Please see the attachment.

Author Response File: Author Response.docx

Reviewer 2 Report

I appreciate the manuscript, “Small Gastric Stromal Tumors: An Underestimated Risk” the authors hightligth the use of the surgical or endoscopic resection should for small GISTs in the light of their universal oncogenic mutation that can be found with the use of whole exome sequencing (WES).

 

Minor Concerns:

 1)         In line 179in table 1 the authors  explain that” Clinicopathological characteristics and mutation information of 74 patients with small GISTs. The risk classification was according to the modified NIH criteria.

 

Can the authors cite an articles that describe this methods? Personally I think that the table was prepared with Sanger Sequencing in the light of that they not found mutation in some patients example P74.

2)         In line 300-304 “ The mutation comprising a substitution at position 842 in the A-loop of an aspartic acid (D) with a valine (V) in exon 18 confers primary resistance to imatinib and sunitinib but sensitivity to avapritinib. Somatic mutations in C-KIT are usually found in exon 11, which might confer sensitivity to imatinib. Can the authors cite the article that explain this sentences?

3)         Personally I had found a double citation in the reference and prefer to find in the reference also the doi, is a nice mode for be perfect.

The authors must give an appropriate cleaning and rewrite the reference. Example :

 Line 390 5. von Mehren, M. et al. Soft Tissue Sarcoma, Version 2.2018, NCCN Clinical Practice Guidelines in 391 Oncology. J Natl Compr Canc Netw 16, 536–563 (2018).

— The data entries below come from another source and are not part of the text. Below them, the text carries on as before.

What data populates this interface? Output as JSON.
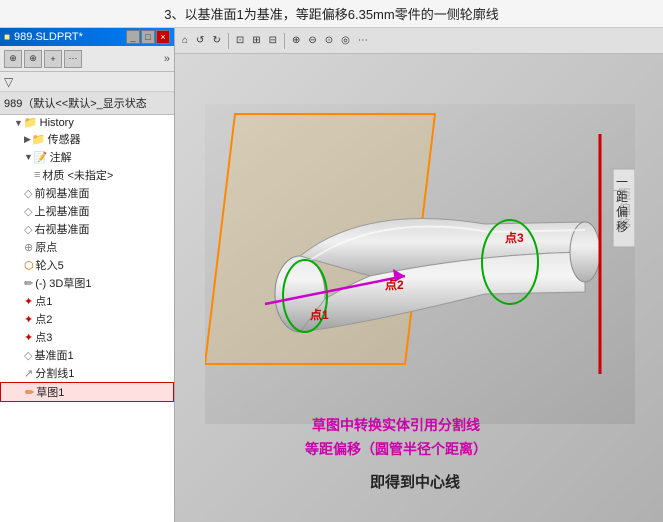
{
  "top_label": "3、以基准面1为基准，等距偏移6.35mm零件的一侧轮廓线",
  "window_title": "989.SLDPRT*",
  "part_title": "989（默认<<默认>_显示状态",
  "tree": {
    "history_label": "History",
    "items": [
      {
        "id": "sensors",
        "label": "传感器",
        "indent": 2,
        "icon": "folder",
        "expand": false
      },
      {
        "id": "annotations",
        "label": "注解",
        "indent": 2,
        "icon": "note",
        "expand": true
      },
      {
        "id": "material",
        "label": "材质 <未指定>",
        "indent": 3,
        "icon": "material"
      },
      {
        "id": "front_plane",
        "label": "前视基准面",
        "indent": 2,
        "icon": "plane"
      },
      {
        "id": "top_plane",
        "label": "上视基准面",
        "indent": 2,
        "icon": "plane"
      },
      {
        "id": "right_plane",
        "label": "右视基准面",
        "indent": 2,
        "icon": "plane"
      },
      {
        "id": "origin",
        "label": "原点",
        "indent": 2,
        "icon": "origin"
      },
      {
        "id": "loft5",
        "label": "轮入5",
        "indent": 2,
        "icon": "feature"
      },
      {
        "id": "3d_sketch1",
        "label": "(-) 3D草图1",
        "indent": 2,
        "icon": "3d"
      },
      {
        "id": "point1",
        "label": "点1",
        "indent": 2,
        "icon": "point"
      },
      {
        "id": "point2",
        "label": "点2",
        "indent": 2,
        "icon": "point"
      },
      {
        "id": "point3",
        "label": "点3",
        "indent": 2,
        "icon": "point"
      },
      {
        "id": "datum1",
        "label": "基准面1",
        "indent": 2,
        "icon": "plane"
      },
      {
        "id": "splitline1",
        "label": "分割线1",
        "indent": 2,
        "icon": "split"
      },
      {
        "id": "sketch1",
        "label": "草图1",
        "indent": 2,
        "icon": "sketch",
        "selected": true
      }
    ]
  },
  "viewport": {
    "vertical_text": "一距偏移",
    "annotation_magenta_line1": "草图中转换实体引用分割线",
    "annotation_magenta_line2": "等距偏移（圆管半径个距离）",
    "annotation_black": "即得到中心线",
    "point_labels": [
      {
        "id": "p1",
        "label": "点1"
      },
      {
        "id": "p2",
        "label": "点2"
      },
      {
        "id": "p3",
        "label": "点3"
      }
    ]
  },
  "toolbar_left": {
    "buttons": [
      "⊕",
      "⊕",
      "+",
      "⋯"
    ],
    "arrow": "»"
  },
  "toolbar_right": {
    "buttons": [
      "⌂",
      "↺",
      "↻",
      "⊡",
      "⊞",
      "⊟",
      "⊕",
      "⊖",
      "⊙",
      "◎",
      "⊡",
      "⋯"
    ]
  },
  "window_controls": {
    "min": "_",
    "max": "□",
    "close": "×"
  }
}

 Line 396 8. von Mehren, M. et al. Soft Tissue Sarcoma, Version 2.2018, NCCN Clinical Practice Guidelines in 397 Oncology. J Natl Compr Canc Netw 16, 536–563 (2018).

Author Response

Please see the attachment.

Author Response File: Author Response.docx

Reviewer 3 Report

Thank you for the authors. The subject is interesting, but it is not easily readable and this must be improved. Here are my comments to the paper:

The nucleotide sequencies starting from line 139 would be better to be in a table.

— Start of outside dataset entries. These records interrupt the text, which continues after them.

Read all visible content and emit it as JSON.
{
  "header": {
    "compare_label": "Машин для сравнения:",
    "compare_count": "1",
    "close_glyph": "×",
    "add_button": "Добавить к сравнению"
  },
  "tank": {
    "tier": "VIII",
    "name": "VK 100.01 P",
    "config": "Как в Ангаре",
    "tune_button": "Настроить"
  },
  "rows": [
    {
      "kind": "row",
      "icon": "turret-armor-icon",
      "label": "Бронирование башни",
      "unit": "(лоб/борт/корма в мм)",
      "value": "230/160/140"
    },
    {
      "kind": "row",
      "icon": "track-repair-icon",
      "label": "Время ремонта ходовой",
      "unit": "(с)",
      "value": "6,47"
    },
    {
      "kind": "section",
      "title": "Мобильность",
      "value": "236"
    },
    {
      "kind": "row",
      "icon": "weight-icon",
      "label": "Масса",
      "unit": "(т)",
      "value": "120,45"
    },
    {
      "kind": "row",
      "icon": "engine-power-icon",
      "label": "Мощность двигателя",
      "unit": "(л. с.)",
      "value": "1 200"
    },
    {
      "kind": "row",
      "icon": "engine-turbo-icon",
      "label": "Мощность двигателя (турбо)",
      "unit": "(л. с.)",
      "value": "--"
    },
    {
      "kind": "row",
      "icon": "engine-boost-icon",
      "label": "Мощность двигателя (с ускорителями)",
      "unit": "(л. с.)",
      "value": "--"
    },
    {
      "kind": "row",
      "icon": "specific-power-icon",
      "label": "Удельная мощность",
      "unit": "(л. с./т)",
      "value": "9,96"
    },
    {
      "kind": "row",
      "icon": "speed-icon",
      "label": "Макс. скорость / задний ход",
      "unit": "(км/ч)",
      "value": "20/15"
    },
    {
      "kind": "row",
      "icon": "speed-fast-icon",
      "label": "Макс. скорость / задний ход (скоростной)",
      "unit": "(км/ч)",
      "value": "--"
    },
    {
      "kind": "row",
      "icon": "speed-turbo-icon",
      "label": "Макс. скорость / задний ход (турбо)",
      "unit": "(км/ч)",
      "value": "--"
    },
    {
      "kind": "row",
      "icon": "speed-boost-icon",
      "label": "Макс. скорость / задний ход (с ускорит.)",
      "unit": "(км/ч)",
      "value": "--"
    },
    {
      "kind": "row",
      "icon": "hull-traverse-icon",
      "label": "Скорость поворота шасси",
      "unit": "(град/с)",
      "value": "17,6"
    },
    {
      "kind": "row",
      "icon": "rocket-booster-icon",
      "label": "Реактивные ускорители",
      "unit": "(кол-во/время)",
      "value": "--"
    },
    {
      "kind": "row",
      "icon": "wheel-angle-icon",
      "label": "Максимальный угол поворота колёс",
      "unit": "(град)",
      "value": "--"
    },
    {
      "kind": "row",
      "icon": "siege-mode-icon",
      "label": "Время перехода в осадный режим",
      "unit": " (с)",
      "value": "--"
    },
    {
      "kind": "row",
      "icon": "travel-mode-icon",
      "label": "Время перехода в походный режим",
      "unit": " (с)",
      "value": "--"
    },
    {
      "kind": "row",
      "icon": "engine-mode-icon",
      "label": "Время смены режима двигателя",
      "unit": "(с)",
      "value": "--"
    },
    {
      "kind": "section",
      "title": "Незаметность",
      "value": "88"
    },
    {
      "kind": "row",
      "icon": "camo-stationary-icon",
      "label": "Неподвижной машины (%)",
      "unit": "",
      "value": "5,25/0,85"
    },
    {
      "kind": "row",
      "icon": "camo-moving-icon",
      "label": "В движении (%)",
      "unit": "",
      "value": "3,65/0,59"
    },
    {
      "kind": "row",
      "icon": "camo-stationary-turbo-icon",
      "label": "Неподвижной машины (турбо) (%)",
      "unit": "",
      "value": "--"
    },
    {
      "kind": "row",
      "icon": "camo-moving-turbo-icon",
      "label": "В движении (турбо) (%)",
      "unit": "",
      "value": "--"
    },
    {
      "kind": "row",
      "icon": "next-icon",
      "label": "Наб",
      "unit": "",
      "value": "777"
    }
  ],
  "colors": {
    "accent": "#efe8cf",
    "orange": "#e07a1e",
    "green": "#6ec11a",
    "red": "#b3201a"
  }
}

Web sites mentioned in the lines 159-160 should be listed in references.

Table 1 should be sited in supplementary material or be presented in the form which fits in one page. This very long table is not really readable.

All tumors were from ventricle. However, this is not the real world situation. Do the authors have information of incidence of small GISTs in other places in the literature and in their hospital?

Do the authors have any information what would be the results if other locations were also included?

Figure 1 has too many different things included. Please separate them in different pictures or consolidate information. Some of the information is easily written (only) in the text.

There is also some replay, for example line 197 and 210, please consolidate.

In the table 2 should the acronyms be written open, SIFT, HVAR, etc.

Do you have any follow-up data from these patients? This would tell about the clinical meaning of these findings.

Line 306: imatinib is not chemotherapy, but a targeted therapy.

Is there any previous information about the ethnical differences in GIST tumors? As this study is Chinese, can these results be global?

Author Response

Please see the attachment.

Author Response File: Author Response.docx

Round 2

Reviewer 3 Report

Questions were answered and corrections done. No more requirements.